The virtual global outlawing of DDT is thanks in large part to Pittsburgh's great junk-scientist, Rachel Carson, founding mother of the environmental movement and patron saint of millions of Al Gores.
Her book "Silent Spring," serialized in 1962 in The New Yorker and hyped beyond reason by credulous media, pointed out the tragic consequences of DDT's overuse in North America (mainly by cotton farmers and pushy government agricultural agencies) on things like the thickness of eagle's eggs.
But as Rosenberg points out, Carson conveniently "forgot" to point out the counterbalancing scientific factoid that DDT had, by 1962, saved upwards of hundreds of millions of lives. Of course, they were only humans.
Folks of the nonliberal persuasion, including this newspaper and even New Yorker magazine itself (perhaps for reasons of guilt), already have decried the tragic idiocy of banning DDT.

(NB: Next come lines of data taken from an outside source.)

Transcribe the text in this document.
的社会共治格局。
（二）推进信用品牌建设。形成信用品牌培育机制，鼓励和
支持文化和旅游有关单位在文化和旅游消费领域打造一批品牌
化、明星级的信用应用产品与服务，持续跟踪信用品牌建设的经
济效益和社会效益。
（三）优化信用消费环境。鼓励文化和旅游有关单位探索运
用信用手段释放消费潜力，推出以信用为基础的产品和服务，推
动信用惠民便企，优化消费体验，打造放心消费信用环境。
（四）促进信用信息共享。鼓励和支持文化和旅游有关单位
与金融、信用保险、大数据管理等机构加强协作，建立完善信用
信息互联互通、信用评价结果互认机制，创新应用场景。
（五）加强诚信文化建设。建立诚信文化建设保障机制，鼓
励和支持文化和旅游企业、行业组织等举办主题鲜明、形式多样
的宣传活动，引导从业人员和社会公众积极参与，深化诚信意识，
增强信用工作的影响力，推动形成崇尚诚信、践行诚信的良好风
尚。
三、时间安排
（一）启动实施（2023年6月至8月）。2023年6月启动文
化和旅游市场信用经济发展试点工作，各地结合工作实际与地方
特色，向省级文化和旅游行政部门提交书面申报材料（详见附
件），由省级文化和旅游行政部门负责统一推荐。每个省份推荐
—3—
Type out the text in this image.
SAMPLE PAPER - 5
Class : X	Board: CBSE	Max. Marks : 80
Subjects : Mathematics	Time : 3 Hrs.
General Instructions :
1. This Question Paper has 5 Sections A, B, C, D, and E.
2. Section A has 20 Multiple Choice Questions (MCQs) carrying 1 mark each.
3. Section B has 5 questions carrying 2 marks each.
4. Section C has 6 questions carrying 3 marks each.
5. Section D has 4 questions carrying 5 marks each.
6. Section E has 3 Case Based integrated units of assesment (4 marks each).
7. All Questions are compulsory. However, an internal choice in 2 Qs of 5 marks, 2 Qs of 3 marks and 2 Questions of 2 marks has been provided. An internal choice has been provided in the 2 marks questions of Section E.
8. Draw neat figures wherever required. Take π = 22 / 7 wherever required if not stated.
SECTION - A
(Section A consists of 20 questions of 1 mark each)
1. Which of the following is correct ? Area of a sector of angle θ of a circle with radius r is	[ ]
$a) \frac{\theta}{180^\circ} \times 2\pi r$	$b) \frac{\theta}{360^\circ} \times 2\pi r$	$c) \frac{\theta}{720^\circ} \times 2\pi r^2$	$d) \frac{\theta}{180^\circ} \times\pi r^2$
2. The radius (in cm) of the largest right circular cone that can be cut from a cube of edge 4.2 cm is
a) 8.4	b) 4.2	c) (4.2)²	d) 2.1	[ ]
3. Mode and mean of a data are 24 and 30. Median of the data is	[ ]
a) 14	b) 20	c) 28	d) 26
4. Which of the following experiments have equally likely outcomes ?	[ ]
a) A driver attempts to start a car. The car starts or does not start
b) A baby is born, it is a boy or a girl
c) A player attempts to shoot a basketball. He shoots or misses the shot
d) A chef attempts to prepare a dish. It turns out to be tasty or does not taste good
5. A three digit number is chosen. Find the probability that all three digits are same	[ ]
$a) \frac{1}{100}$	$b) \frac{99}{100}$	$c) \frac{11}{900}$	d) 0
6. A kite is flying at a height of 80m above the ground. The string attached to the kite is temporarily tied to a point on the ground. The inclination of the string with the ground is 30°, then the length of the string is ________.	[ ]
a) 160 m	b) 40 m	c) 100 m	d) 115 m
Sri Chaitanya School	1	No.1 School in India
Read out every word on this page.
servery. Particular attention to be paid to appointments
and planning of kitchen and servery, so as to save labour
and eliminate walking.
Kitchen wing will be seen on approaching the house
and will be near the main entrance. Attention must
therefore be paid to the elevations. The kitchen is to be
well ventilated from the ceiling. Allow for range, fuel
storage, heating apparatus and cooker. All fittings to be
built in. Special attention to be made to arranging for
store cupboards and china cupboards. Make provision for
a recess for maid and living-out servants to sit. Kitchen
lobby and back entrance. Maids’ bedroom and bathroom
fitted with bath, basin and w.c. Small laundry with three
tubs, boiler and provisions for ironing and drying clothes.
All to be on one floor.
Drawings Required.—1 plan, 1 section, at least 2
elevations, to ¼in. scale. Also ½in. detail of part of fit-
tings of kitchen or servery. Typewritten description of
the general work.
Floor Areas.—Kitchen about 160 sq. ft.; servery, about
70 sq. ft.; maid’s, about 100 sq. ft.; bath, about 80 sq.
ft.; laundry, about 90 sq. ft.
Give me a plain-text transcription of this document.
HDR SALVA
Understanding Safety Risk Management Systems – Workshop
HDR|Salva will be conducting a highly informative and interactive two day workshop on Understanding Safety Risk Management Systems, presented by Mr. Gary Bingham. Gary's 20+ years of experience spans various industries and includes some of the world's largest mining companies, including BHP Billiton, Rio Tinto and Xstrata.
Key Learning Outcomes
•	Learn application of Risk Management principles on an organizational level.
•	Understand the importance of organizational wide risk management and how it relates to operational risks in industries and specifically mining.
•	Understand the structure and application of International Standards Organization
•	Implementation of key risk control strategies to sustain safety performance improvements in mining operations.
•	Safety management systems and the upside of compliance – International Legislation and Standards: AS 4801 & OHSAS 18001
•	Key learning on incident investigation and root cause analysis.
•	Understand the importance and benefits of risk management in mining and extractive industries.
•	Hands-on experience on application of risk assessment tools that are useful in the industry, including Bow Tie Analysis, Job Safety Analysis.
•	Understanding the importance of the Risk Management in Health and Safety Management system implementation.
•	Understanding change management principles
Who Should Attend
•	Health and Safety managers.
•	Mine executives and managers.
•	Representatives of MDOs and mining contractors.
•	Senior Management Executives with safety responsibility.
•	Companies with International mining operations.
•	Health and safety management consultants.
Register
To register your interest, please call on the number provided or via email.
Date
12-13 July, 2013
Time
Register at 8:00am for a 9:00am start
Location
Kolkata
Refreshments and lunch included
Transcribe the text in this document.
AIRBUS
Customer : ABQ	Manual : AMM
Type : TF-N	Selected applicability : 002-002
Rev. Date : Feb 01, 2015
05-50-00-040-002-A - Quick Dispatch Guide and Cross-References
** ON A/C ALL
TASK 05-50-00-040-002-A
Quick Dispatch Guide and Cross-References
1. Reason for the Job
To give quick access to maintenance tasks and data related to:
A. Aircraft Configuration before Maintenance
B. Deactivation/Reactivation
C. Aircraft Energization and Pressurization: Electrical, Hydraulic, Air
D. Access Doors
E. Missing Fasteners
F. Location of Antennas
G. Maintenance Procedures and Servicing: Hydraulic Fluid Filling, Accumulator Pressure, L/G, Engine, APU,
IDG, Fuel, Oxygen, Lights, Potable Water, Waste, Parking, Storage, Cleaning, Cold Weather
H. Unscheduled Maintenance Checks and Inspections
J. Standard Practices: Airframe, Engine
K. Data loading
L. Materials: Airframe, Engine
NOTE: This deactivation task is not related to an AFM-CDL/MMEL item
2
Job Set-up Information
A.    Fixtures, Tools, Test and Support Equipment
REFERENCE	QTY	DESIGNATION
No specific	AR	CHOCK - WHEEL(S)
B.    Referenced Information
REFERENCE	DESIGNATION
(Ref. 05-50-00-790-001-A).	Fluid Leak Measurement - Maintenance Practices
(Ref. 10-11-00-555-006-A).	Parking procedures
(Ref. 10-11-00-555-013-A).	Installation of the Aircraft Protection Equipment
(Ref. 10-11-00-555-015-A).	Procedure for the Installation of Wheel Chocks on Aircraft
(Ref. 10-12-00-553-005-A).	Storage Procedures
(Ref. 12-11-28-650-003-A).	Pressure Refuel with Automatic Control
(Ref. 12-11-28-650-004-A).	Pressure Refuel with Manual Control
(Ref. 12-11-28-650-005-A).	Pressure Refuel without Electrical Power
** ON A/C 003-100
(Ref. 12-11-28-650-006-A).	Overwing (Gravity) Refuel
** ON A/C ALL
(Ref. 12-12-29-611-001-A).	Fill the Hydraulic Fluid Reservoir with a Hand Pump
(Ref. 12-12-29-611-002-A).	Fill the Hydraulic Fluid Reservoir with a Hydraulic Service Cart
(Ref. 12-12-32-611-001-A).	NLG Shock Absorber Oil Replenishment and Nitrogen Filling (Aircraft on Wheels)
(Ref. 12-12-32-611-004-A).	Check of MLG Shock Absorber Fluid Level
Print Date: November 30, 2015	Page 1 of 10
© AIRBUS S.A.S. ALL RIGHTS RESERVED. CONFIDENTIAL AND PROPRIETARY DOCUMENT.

Others, as Rosenberg carefully does, have noted the immoral hypocrisy of enviro-weenies in rich, developed countries that have already benefited from DDT's magic depriving poor brown and black countries of a cheap, proven life saver.
But Rosenberg's piece is a major turning point. She's writing in The New York Times, which, despite recent credibility and bias problems, remains the single most influential force in the world of mainstream (i.e., liberal) journalism.
That means Rosenberg's defense of DDT, and her scolding of environmentalists and international do-gooder agencies, will not be ignored. It will be echoed by editorialists at a hundred daily newspapers who look slavishly to the Almighty Times for cues on what issues are newsworthy and what is politically OK to believe.
The liberal Times has spoken. DDT is no longer the devil. Look for it to be rehabilitated soon on "60 Minutes" and the cover of Newsweek. Stand by for Bono's "Concert for a Lovely Pesticide."
And if we're lucky, in 100 years, our descendants will be able to find a balanced treatment of DDT and Carson in their schoolbooks.